Yes, people are lazy but they also want to be productive. Non-technical people are adopting developer workflows. Command-line inspired interfaces are on the rise. GUIs with hundreds of features crammed into toolbars with arbitrary taxonomies seem antiquated and don’t scale well.

My new approach is to make tools for pros and let the rest follow.


What are possible economies of creating communal computer-readable knowledge graphs?

How will we reward contributors and investors in community-owned distributed public knowledge graphs?

WIP: I haven’t been able to think trough this yet and it shows...

If we run knowledge graphs on smart contracts then there’s no third party that can remediate disputes about who owns a piece of knowledge, an assertion [1], and who should get paid for its usage.

If it’s a permission-less blockchain based system and I copy structured data from a public knowledge base (like Yago) and claim ownership before the actual owners know about the network, I’ll get the benefits in perpetuity if the network succeeds. If Yago doesn’t participate in the protocol they get ripped off.

Digital Rights Management (DRM) can’t do much if it’s anonymous and un-erasable on a strong enough blockchain [2]. In Milton Friedman’s words “We have to make it profitable for bad people to do right thing”.

If the community decides that’s wrong, it has to do a hard fork of the project.

In one scheme where contributors get payed depending on how often their contribution was leveraged to answer queries from users then contributing common sense and known knowledge - the roots of the epistemological tree - becomes very lucrative.

Will there be a gold rush dynamic where, as soon as one project seems to be winning, people will rush to fill in the gaps ignoring copyright and ownership of whatever they upload?  Then again the market might even that out: common knowledge is less of a business advantage.

I don’t see a clear solution to this, but I also don’t know much about crypto. Proof of stake and proof of work don’t seem to make sense if the resource (future human knowledge) is, not like a good currency, technically infinite.
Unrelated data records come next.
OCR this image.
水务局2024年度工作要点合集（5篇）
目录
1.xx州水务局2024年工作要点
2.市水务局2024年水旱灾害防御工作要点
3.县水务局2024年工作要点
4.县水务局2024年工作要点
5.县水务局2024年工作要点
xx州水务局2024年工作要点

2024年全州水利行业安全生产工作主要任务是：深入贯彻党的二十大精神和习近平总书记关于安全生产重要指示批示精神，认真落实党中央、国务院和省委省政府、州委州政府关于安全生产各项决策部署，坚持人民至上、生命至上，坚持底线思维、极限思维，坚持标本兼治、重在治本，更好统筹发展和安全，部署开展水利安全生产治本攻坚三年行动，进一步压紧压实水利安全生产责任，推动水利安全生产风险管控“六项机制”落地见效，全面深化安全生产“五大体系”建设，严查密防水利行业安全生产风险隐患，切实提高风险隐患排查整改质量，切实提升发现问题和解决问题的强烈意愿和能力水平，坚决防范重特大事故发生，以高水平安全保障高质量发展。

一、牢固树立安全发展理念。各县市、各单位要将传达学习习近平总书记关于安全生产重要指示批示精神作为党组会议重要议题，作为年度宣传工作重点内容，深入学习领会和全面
Paying a gas price to upload knowledge seems unworkable.

Projects could encode how long a piece of knowledge can have value. Something like: “10 years after upload it becomes a public good”.

Further Reading: The Underlay

[1] Imagine the most atomic, granular piece of knowledge: a relation between two things, a statement. Something like “the boiling point of water is 100C” which results in a triple of {water, boiling-point, 100C}. We can uniquely identify this triple. There’s not much ambiguity. Computers can build on that to answer questions, eg: “Will water boil at 50C ?”*. These atoms, among many other things, make services like Siri (Wolfram Alpha) and Google Assistant work.

These private collections of knowledge bases produce a lot of value for their owners and we should create more community-owned and extendable ones.

[2] I feel new work in Indistinguishability Obfuscation could open up new ways to ensure DRM. According to a friend it can make two programs of same size indistinguishable. “Give someone a capability and decide how they will use it.”. I haven’t made sense of it yet.